Biedronka inwestuje w Polsce. Stawia nowy obiekt. Praca dla kilkuset osób. Znamy wynagrodzenie

1 tydzień temu
Biedronka pracuje nad otwarciem kolejnego centrum dystrybucyjnego w Polsce. W Opocznie pracę ma znaleźć ponad 500 osób. Biedronka w rozmowie z "GW" podała, na jaką pensję mogą liczyć magazynierzy.
Jeronimo Martins, właściciel Biedronki otworzy kolejne, już osiemnaste, centrum dystrybucyjne w Polsce. Pracę znajdzie tam kilkaset osób. Obiekt ma być podobny do tego otwartego w 20222 roku w Stawigudzie koło Olsztyna, gdzie zatrudnione jest 560 osób - dowiedziała się "Gazeta Wyborcza". Magazynierzy w Biedronce mogą liczyć na pensję w wysokości od 5050 do 7250 zł brutto.
REKLAMA


Zobacz wideo W Lidlu za te produkty zapłaciliśmy 42 zł. Czy w Biedronce zapłaciliśmy mniej?


Biedronka otwiera nowe centrum dystrybucyjne. Prawie 200 wózków widłowych
w tej chwili prace nad opoczyńskim centrum dystrybucyjnym są na etapie komplementowania wymaganej dokumentacji. Wiadomo, jednak iż powiat opoczyński wydał pozwolenie na inwestycję już w ubiegłym roku.
Do pracy z pewnością będą potrzebne osoby z uprawnieniami na wózek widłowy. Centrum w Opocznie ma mieć bowiem na wyposażeniu niemal 200 tych pojazdów z bezobsługowymi bateriami litowo-jonowymi, a ponadto 175 ciężarówek oraz 1 tys. kontenerów chłodniczych. Ma być to trzecie centrum dystrybucyjne w woj. łódzkim - po obiektach w Sieradzu oraz Rawie Mazowieckiej.

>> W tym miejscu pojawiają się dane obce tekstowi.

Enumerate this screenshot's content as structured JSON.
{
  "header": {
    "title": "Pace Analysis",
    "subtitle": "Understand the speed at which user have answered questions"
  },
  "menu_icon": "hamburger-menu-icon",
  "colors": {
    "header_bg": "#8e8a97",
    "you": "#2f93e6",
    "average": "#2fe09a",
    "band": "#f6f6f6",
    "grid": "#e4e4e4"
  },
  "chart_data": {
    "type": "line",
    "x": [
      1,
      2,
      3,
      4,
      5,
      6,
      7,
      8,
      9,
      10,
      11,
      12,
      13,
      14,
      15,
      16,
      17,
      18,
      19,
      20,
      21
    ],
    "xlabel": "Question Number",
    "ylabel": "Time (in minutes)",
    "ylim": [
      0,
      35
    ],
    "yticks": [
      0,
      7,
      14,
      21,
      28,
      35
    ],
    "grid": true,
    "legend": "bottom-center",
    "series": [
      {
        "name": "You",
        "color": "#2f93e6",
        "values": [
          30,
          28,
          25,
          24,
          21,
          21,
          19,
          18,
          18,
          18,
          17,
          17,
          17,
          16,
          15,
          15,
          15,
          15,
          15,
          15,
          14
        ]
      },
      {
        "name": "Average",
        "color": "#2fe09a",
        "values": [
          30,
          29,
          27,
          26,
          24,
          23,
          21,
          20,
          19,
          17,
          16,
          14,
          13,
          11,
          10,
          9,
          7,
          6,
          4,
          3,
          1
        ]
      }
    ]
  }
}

- Magazynier z najmniejszym stażem może liczyć na 5050 - 5350 zł brutto, a inspektor ds. administracyjno-magazynowych na 5800 - 6100 zł brutto. Pracownicy mogą liczyć też na premie uznaniowe powiązane z realizacją celów sprzedażowych czy magazynowych, powiększające ich realne wynagrodzenia - mówi "GW" Jarosław Sobczyk, dyrektor personalny i członek zarządu sieci Biedronka.
Praca na magazynie jest jednak wymagająca fizycznie. Do tego prowadzona jest w grafiku rotacyjnym ze zmianami w nocy, weekendy oraz święta. Biedronka zapewnia bezpłatne posiłki oraz dostęp do gabinetu fizjoterapeuty.

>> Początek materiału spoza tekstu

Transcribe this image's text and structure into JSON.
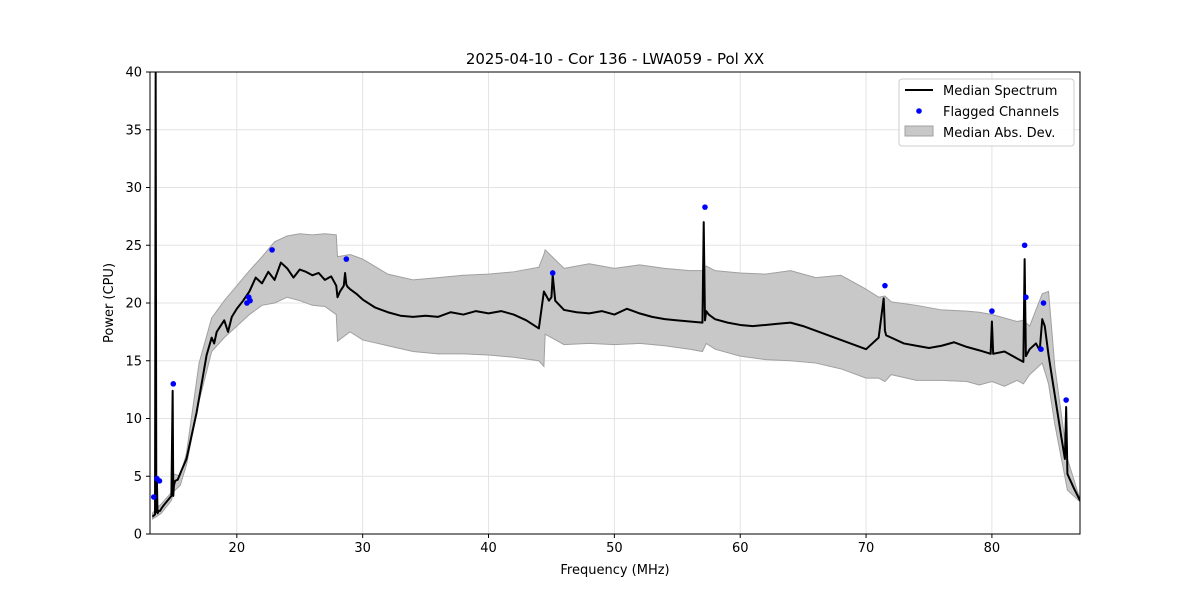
{
  "chart_data": {
    "type": "line",
    "title": "2025-04-10 - Cor 136 - LWA059 - Pol XX",
    "xlabel": "Frequency (MHz)",
    "ylabel": "Power (CPU)",
    "xlim": [
      13.1,
      87.0
    ],
    "ylim": [
      0,
      40
    ],
    "xticks": [
      20,
      30,
      40,
      50,
      60,
      70,
      80
    ],
    "yticks": [
      0,
      5,
      10,
      15,
      20,
      25,
      30,
      35,
      40
    ],
    "grid": true,
    "legend_position": "upper-right",
    "legend": [
      "Median Spectrum",
      "Flagged Channels",
      "Median Abs. Dev."
    ],
    "colors": {
      "line": "#000000",
      "flagged": "#0000ff",
      "band_fill": "#c8c8c8",
      "band_edge": "#a0a0a0"
    },
    "series": [
      {
        "name": "Median Spectrum",
        "kind": "line",
        "x": [
          13.3,
          13.4,
          13.5,
          13.55,
          13.6,
          13.65,
          13.7,
          13.8,
          13.9,
          14.0,
          14.2,
          14.5,
          14.8,
          14.9,
          14.95,
          15.0,
          15.1,
          15.3,
          15.6,
          16.0,
          16.4,
          16.8,
          17.2,
          17.6,
          18.0,
          18.2,
          18.4,
          18.7,
          19.0,
          19.3,
          19.6,
          20.0,
          20.5,
          21.0,
          21.5,
          22.0,
          22.5,
          23.0,
          23.5,
          24.0,
          24.5,
          25.0,
          25.5,
          26.0,
          26.5,
          27.0,
          27.5,
          27.9,
          28.0,
          28.2,
          28.5,
          28.6,
          28.7,
          28.8,
          29.0,
          29.5,
          30.0,
          31.0,
          32.0,
          33.0,
          34.0,
          35.0,
          36.0,
          37.0,
          38.0,
          39.0,
          40.0,
          41.0,
          42.0,
          43.0,
          44.0,
          44.4,
          44.5,
          44.8,
          45.0,
          45.1,
          45.3,
          46.0,
          47.0,
          48.0,
          49.0,
          50.0,
          51.0,
          52.0,
          53.0,
          54.0,
          55.0,
          56.0,
          57.0,
          57.1,
          57.2,
          57.3,
          57.5,
          58.0,
          59.0,
          60.0,
          61.0,
          62.0,
          63.0,
          64.0,
          65.0,
          66.0,
          67.0,
          68.0,
          69.0,
          70.0,
          71.0,
          71.4,
          71.5,
          71.6,
          72.0,
          73.0,
          74.0,
          75.0,
          76.0,
          77.0,
          78.0,
          79.0,
          79.9,
          80.0,
          80.1,
          81.0,
          82.0,
          82.5,
          82.6,
          82.7,
          82.8,
          83.0,
          83.5,
          83.8,
          84.0,
          84.2,
          84.5,
          85.0,
          85.5,
          85.8,
          85.9,
          86.0,
          86.5,
          87.0
        ],
        "y": [
          1.5,
          1.6,
          1.7,
          40.0,
          1.9,
          4.5,
          1.8,
          2.0,
          2.0,
          2.2,
          2.5,
          2.9,
          3.3,
          12.4,
          3.3,
          4.2,
          4.6,
          4.7,
          5.5,
          6.5,
          8.5,
          10.5,
          13.0,
          15.5,
          17.0,
          16.5,
          17.5,
          18.0,
          18.5,
          17.5,
          18.8,
          19.5,
          20.2,
          21.0,
          22.2,
          21.7,
          22.7,
          22.0,
          23.5,
          23.0,
          22.2,
          22.9,
          22.7,
          22.4,
          22.6,
          22.0,
          22.3,
          21.5,
          20.5,
          21.0,
          21.5,
          22.6,
          21.6,
          21.4,
          21.2,
          20.8,
          20.3,
          19.6,
          19.2,
          18.9,
          18.8,
          18.9,
          18.8,
          19.2,
          19.0,
          19.3,
          19.1,
          19.3,
          19.0,
          18.5,
          17.8,
          21.0,
          20.8,
          20.2,
          20.5,
          22.4,
          20.2,
          19.4,
          19.2,
          19.1,
          19.3,
          19.0,
          19.5,
          19.1,
          18.8,
          18.6,
          18.5,
          18.4,
          18.3,
          27.0,
          18.5,
          19.3,
          19.0,
          18.6,
          18.3,
          18.1,
          18.0,
          18.1,
          18.2,
          18.3,
          18.0,
          17.6,
          17.2,
          16.8,
          16.4,
          16.0,
          17.0,
          20.4,
          17.6,
          17.2,
          17.0,
          16.5,
          16.3,
          16.1,
          16.3,
          16.6,
          16.2,
          15.9,
          15.6,
          18.4,
          15.6,
          15.8,
          15.2,
          14.9,
          23.8,
          15.4,
          15.6,
          16.0,
          16.5,
          15.9,
          18.6,
          18.0,
          15.5,
          12.0,
          8.5,
          6.5,
          11.0,
          5.2,
          4.0,
          2.9
        ]
      },
      {
        "name": "Median Abs. Dev.",
        "kind": "band",
        "x": [
          13.3,
          13.6,
          14.0,
          14.8,
          15.0,
          15.5,
          16.0,
          17.0,
          18.0,
          19.0,
          20.0,
          21.0,
          22.0,
          23.0,
          24.0,
          25.0,
          26.0,
          27.0,
          27.9,
          28.0,
          29.0,
          30.0,
          32.0,
          34.0,
          36.0,
          38.0,
          40.0,
          42.0,
          44.0,
          44.4,
          44.5,
          46.0,
          48.0,
          50.0,
          52.0,
          54.0,
          56.0,
          57.0,
          57.3,
          58.0,
          60.0,
          62.0,
          64.0,
          66.0,
          68.0,
          70.0,
          71.0,
          71.5,
          72.0,
          74.0,
          76.0,
          78.0,
          79.0,
          80.0,
          81.0,
          82.0,
          82.5,
          83.0,
          84.0,
          84.5,
          85.0,
          86.0,
          87.0
        ],
        "lower": [
          1.3,
          1.5,
          1.8,
          2.9,
          3.7,
          4.2,
          6.0,
          11.5,
          15.8,
          17.0,
          18.0,
          19.0,
          19.8,
          20.0,
          20.5,
          20.2,
          19.8,
          19.7,
          19.0,
          16.7,
          17.5,
          16.8,
          16.3,
          15.8,
          15.6,
          15.6,
          15.5,
          15.3,
          15.0,
          14.5,
          17.3,
          16.4,
          16.5,
          16.4,
          16.5,
          16.3,
          16.0,
          15.8,
          16.5,
          16.0,
          15.4,
          15.1,
          15.0,
          14.8,
          14.3,
          13.5,
          13.5,
          13.2,
          13.8,
          13.3,
          13.3,
          13.2,
          12.9,
          13.2,
          12.8,
          13.3,
          13.0,
          13.8,
          14.8,
          13.0,
          9.5,
          3.8,
          2.8
        ],
        "upper": [
          1.8,
          2.2,
          2.6,
          3.6,
          5.2,
          5.0,
          7.0,
          14.8,
          18.7,
          20.2,
          21.5,
          22.8,
          24.0,
          25.3,
          25.8,
          26.0,
          25.9,
          26.0,
          25.9,
          24.0,
          24.2,
          23.8,
          22.5,
          22.0,
          22.2,
          22.4,
          22.5,
          22.7,
          23.1,
          24.2,
          24.6,
          23.0,
          23.4,
          23.0,
          23.3,
          23.0,
          22.8,
          22.8,
          23.2,
          22.8,
          22.6,
          22.5,
          22.8,
          22.2,
          22.4,
          21.2,
          20.5,
          20.6,
          20.1,
          19.8,
          19.4,
          19.3,
          19.2,
          19.0,
          18.7,
          18.4,
          18.5,
          18.0,
          20.8,
          21.0,
          14.5,
          6.5,
          3.0
        ]
      },
      {
        "name": "Flagged Channels",
        "kind": "scatter",
        "x": [
          13.4,
          13.65,
          13.85,
          14.95,
          20.8,
          20.95,
          21.05,
          22.8,
          28.7,
          45.1,
          57.2,
          71.5,
          80.0,
          82.6,
          82.7,
          83.9,
          84.1,
          85.9
        ],
        "y": [
          3.2,
          4.8,
          4.6,
          13.0,
          20.0,
          20.5,
          20.2,
          24.6,
          23.8,
          22.6,
          28.3,
          21.5,
          19.3,
          25.0,
          20.5,
          16.0,
          20.0,
          11.6
        ]
      }
    ]
  }
}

Spór w Biedronce. Pracownicy chcą większych pensji i więcej rąk do pracy
19 marca do zarządu właściciela Biedronki trafiła petycja w sprawie warunków zatrudnienia. Podpisało ją 4 tys. pracowników, czyli około 5 proc. załogi. Związkowcy domagają się podwyżek, dodatków za pracę przy ladach mięsnych oraz zwiększenia liczby etatów i zatrudnienia dodatkowych pracowników.
Choć postulaty działaczy były znane od początku lutego, Jeronimo Martins długo się do nich nie odnosiło. Po złożeniu listu związkowcy Biedronki dali pracodawcy dwa tygodnie na odniesienie się, grożąc, iż w innym wypadku rozpoczną strajk zbiorowy. Nie doszukaliśmy się oficjalnego stanowiska Jeronimo Martins, ale Biedronka odniosła się do sprawy na początku kwietnia w odpowiedzi na pytania portalu wiadomoscihandlowe.pl.


Postulaty postawione w piśmie oraz załączona petycja opierają się na niepełnych lub wręcz nieprawdziwych informacjach


- twierdzi Katarzyna Strugalska, dyrektor ds. relacji pracowniczych w sieci Biedronka.


Jednakże już w marcu Gabriela Kaim, przewodnicząca NSZZ Solidarność w Jeronimo Martins Polska zarzucała Jeronimo Martins, iż "nie słucha argumentów strony związkowej i pozoruje dialog społeczny", a "organizowane raz na kwartał spotkania z udziałem przedstawicieli wszystkich organizacji związkowych działających w Biedronce i reprezentantów zarządu Jeronimo Martins Polska nie przynoszą żadnych rozstrzygnięć". - Nasza cierpliwość już się kończy. jeżeli trzeba będzie, to podejmiemy wszystkie działania przewidziane w ustawie o rozwiązywaniu sporów zbiorowych - zapowiedziała w marcu szefowa Solidarności w Biedronce.